Personal information
- Full name: Stanley Charles Machent
- Date of birth: 23 March 1921
- Place of birth: Chesterfield, England
- Date of death: 17 December 2012 (aged 91)
- Place of death: Brimington, England
- Position: Inside forward

Senior career*
- Years: Team / Apps / (Gls)
- 0000–1938: Chesterfield Ramblers
- 1938–1947: Sheffield United / 22 / (2)
- 1939: → Buxton (loan)
- 1947–1949: Chesterfield / 21 / (7)
- 1949–1951: Buxton
- 1951: Hereford United
- 1951–1954: Buxton
- Total:  / 43 / (9)

= Stan Machent =

English footballer

Stanley Charles Machent (23 March 1921 – 17 December 2012) was an English professional footballer who played as an inside forward in the Football League for Sheffield United and Chesterfield and in non-League football for Buxton and Hereford United.

==Career==
Born in Chesterfield, Derbyshire, Machent left school at the age of fourteen, and was an apprentice builder before he started his career with local side Chesterfield Ramblers. His form for the club alerted Chesterfield and Sheffield United, with Chesterfield offering him professional terms in 1938. However, Sheffield United later offered him a better offer and he signed for the Blades. In October 1939 he was loaned to Buxton, making his debut against Ashton National in a 4–3 win. His early career at the club was cut short due to World War II and he played as a guest player for Chesterfield during the war.

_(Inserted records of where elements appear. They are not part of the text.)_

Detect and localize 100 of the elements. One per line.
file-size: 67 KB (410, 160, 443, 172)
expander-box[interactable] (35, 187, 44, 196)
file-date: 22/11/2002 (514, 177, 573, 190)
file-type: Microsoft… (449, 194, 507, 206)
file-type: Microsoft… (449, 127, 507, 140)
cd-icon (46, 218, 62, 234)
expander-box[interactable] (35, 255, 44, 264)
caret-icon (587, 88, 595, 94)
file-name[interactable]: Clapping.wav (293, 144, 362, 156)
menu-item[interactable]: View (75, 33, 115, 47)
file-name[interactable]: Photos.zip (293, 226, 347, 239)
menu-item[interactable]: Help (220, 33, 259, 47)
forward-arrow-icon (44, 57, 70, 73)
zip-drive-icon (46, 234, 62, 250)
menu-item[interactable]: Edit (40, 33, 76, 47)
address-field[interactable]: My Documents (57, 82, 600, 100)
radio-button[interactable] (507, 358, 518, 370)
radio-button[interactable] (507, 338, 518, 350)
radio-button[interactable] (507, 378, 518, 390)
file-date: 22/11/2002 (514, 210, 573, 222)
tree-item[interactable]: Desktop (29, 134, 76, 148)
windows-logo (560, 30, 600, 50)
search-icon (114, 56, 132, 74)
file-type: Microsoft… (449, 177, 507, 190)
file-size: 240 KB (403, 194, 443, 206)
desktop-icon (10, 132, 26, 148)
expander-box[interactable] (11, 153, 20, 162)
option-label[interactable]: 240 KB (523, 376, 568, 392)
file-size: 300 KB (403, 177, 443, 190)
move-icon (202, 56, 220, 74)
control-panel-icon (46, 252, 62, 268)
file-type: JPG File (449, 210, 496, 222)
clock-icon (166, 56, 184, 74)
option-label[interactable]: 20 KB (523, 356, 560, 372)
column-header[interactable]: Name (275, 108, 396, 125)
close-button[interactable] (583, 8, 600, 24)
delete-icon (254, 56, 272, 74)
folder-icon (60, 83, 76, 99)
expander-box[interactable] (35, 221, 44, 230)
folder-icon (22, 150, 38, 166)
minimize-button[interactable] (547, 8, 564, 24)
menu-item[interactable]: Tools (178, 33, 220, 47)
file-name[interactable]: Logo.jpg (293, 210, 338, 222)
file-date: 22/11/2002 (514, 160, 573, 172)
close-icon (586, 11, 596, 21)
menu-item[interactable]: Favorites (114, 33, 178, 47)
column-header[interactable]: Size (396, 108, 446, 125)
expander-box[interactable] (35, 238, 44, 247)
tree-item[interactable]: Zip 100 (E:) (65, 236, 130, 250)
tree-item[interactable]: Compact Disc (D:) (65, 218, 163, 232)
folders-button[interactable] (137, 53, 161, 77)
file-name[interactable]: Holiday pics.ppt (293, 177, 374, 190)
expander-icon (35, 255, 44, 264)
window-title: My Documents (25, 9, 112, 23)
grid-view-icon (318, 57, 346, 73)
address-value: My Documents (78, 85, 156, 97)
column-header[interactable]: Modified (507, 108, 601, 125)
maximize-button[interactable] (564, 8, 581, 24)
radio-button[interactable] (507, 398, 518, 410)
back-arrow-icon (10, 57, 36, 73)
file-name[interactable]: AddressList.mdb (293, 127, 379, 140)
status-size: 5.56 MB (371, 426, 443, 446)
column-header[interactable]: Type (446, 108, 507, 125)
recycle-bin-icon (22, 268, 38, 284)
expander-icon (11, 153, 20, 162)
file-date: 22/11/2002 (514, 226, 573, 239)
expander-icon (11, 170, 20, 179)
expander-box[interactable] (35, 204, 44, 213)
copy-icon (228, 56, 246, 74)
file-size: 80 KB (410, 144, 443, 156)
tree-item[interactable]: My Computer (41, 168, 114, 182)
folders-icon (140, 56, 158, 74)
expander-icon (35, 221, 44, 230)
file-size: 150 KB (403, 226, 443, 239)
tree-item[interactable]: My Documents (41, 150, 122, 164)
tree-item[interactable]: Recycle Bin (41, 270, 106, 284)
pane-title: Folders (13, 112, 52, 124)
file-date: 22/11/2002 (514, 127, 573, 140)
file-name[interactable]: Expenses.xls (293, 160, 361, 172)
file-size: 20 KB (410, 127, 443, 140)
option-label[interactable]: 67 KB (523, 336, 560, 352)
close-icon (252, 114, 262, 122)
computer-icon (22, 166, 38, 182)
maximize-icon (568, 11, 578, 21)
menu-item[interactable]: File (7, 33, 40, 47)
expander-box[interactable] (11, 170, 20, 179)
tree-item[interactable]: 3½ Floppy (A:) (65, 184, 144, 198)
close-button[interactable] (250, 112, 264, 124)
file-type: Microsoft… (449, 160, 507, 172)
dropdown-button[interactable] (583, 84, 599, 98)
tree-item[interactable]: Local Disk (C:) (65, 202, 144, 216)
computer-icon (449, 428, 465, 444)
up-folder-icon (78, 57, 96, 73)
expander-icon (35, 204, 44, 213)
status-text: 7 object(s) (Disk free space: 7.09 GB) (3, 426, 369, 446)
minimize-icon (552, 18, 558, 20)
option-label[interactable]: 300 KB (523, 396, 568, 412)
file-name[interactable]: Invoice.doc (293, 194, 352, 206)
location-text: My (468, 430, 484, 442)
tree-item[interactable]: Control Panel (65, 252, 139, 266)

He remained with United for nine years, making 22 appearances and scoring twice. In November 1947 he joined Football League Second Division side Chesterfield for £6,000 plus Dick Culshaw. Injury restricted him to just 17 games in his first season for the club, as he twice suffered a broken arm. In the fourth game of the 1948–49 season he suffered a knee injury which kept him out for the rest of the campaign. He was transfer-listed in 1949 and later dropped into non-league football re-joining Cheshire League side Buxton. Whilst at Buxton he was part of the side that reached the third round of the FA Cup in 1951–52, beating Aldershot in the process. In his second season for Buxton he scored an impressive 26 goals in 19 league games. In July 1951 he signed for ambitious Southern League club Hereford United. He struggled to compete for a place in the first team, only making two appearances and he mainly featured for the reserves. He spent three months with the Bulls but left in October 1951 due to travel commitments. He later returned to Buxton where he spent another three seasons. From 1954 he served as player-coach to Chesterfield's 'A' side that competed in the Yorkshire League, before the team disbanded at the end of the 1954–55 campaign.

==Personal life==
His older brother, Arthur Machent, also played for Chesterfield in the 1930s. During World War II he served in the Royal Air Force as a radio and radar operator with RAF Coastal Command, later becoming a warrant officer with No. 120 Squadron RAF, serving in Canada, Northern Ireland and The Bahamas. After retiring from football he ran a shop in Chesterfield with his wife Vera, and later worked for the National Coal Board, and also as a maintenance joiner for the Derbyshire Health Authority. He died on 17 December 2012 in Brimington, Derbyshire at the age of 91.